Wicked Horror: As a cinematographer, what would you say is the most important part of your job?

Peter Buntaine: The most fun and easiest part is holding the camera, shooting pretty stuff. The most important part is tike and crew management, otherwise you don’t get to do the fun part.

Wicked Horror: We hear that you are personally a big fan of horror films. What draws you to them?

Peter Buntaine: I think I just like the variety of the genre. And the way people can take big stylistic swings. 

Wicked Horror: Any obscure horror films you have seen lately that you want to recommend?

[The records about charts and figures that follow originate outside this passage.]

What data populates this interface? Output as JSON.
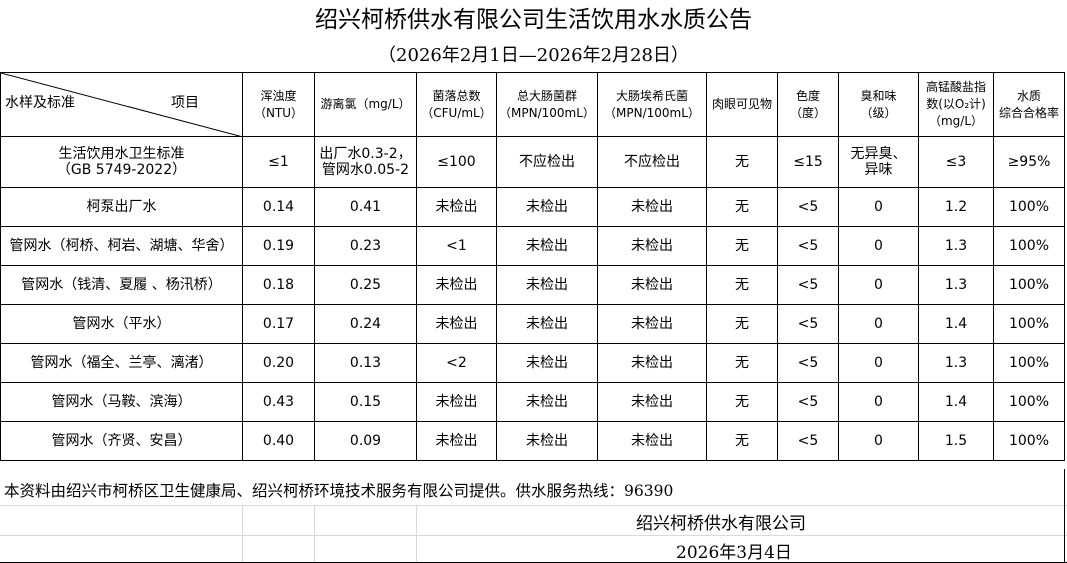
{
  "title": "绍兴柯桥供水有限公司生活饮用水水质公告",
  "subtitle": "（2026年2月1日—2026年2月28日）",
  "header": {
    "corner_left": "水样及标准",
    "corner_right": "项目",
    "columns": [
      [
        "浑浊度",
        "（NTU）"
      ],
      [
        "游离氯（mg/L）"
      ],
      [
        "菌落总数",
        "（CFU/mL）"
      ],
      [
        "总大肠菌群",
        "（MPN/100mL）"
      ],
      [
        "大肠埃希氏菌",
        "（MPN/100mL）"
      ],
      [
        "肉眼可见物"
      ],
      [
        "色度",
        "（度）"
      ],
      [
        "臭和味",
        "（级）"
      ],
      [
        "高锰酸盐指",
        "数(以O₂计)",
        "（mg/L）"
      ],
      [
        "水质",
        "综合合格率"
      ]
    ]
  },
  "standard": {
    "name": [
      "生活饮用水卫生标准",
      "（GB 5749-2022）"
    ],
    "values": [
      [
        "≤1"
      ],
      [
        "出厂水0.3-2，",
        "管网水0.05-2"
      ],
      [
        "≤100"
      ],
      [
        "不应检出"
      ],
      [
        "不应检出"
      ],
      [
        "无"
      ],
      [
        "≤15"
      ],
      [
        "无异臭、",
        "异味"
      ],
      [
        "≤3"
      ],
      [
        "≥95%"
      ]
    ]
  },
  "rows": [
    {
      "name": "柯泵出厂水",
      "values": [
        "0.14",
        "0.41",
        "未检出",
        "未检出",
        "未检出",
        "无",
        "<5",
        "0",
        "1.2",
        "100%"
      ]
    },
    {
      "name": "管网水（柯桥、柯岩、湖塘、华舍）",
      "values": [
        "0.19",
        "0.23",
        "<1",
        "未检出",
        "未检出",
        "无",
        "<5",
        "0",
        "1.3",
        "100%"
      ]
    },
    {
      "name": "管网水（钱清、夏履 、杨汛桥）",
      "values": [
        "0.18",
        "0.25",
        "未检出",
        "未检出",
        "未检出",
        "无",
        "<5",
        "0",
        "1.3",
        "100%"
      ]
    },
    {
      "name": "管网水（平水）",
      "values": [
        "0.17",
        "0.24",
        "未检出",
        "未检出",
        "未检出",
        "无",
        "<5",
        "0",
        "1.4",
        "100%"
      ]
    },
    {
      "name": "管网水（福全、兰亭、漓渚）",
      "values": [
        "0.20",
        "0.13",
        "<2",
        "未检出",
        "未检出",
        "无",
        "<5",
        "0",
        "1.3",
        "100%"
      ]
    },
    {
      "name": "管网水（马鞍、滨海）",
      "values": [
        "0.43",
        "0.15",
        "未检出",
        "未检出",
        "未检出",
        "无",
        "<5",
        "0",
        "1.4",
        "100%"
      ]
    },
    {
      "name": "管网水（齐贤、安昌）",
      "values": [
        "0.40",
        "0.09",
        "未检出",
        "未检出",
        "未检出",
        "无",
        "<5",
        "0",
        "1.5",
        "100%"
      ]
    }
  ],
  "footer": {
    "note": "本资料由绍兴市柯桥区卫生健康局、绍兴柯桥环境技术服务有限公司提供。供水服务热线：96390",
    "company": "绍兴柯桥供水有限公司",
    "date": "2026年3月4日"
  }
}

Peter Buntaine: The only horror I’ve been watching recently is mostly new release stuff that I think everyone is watching. I will mention the films that were major touchstones for the look of Alone at Night. These aren’t especially obscure, but they also aren’t that well known, especially if you’re younger than me. The films are Pumpkinhead and Tales from the Crypt: Demon Knight. I really love both those films. Their stories have nothing to do with Alone at Night or with each other, but visually I found them to be quite inspiring. Pumpkinhead is a classic. It’s a movie that I looked at the VHS of in the store for years before I figured out a way to rent it. Demon Knight is directed by Ernest Dickerson, who’s known for being Spike Lee’s DP and also his work on The Walking Dead as director. You can see him just really push the envelope with colors in this movie I think and have a lot of fun. Maybe he let loose in a way working on something less serious or without an “Auteur” looking over his shoulder.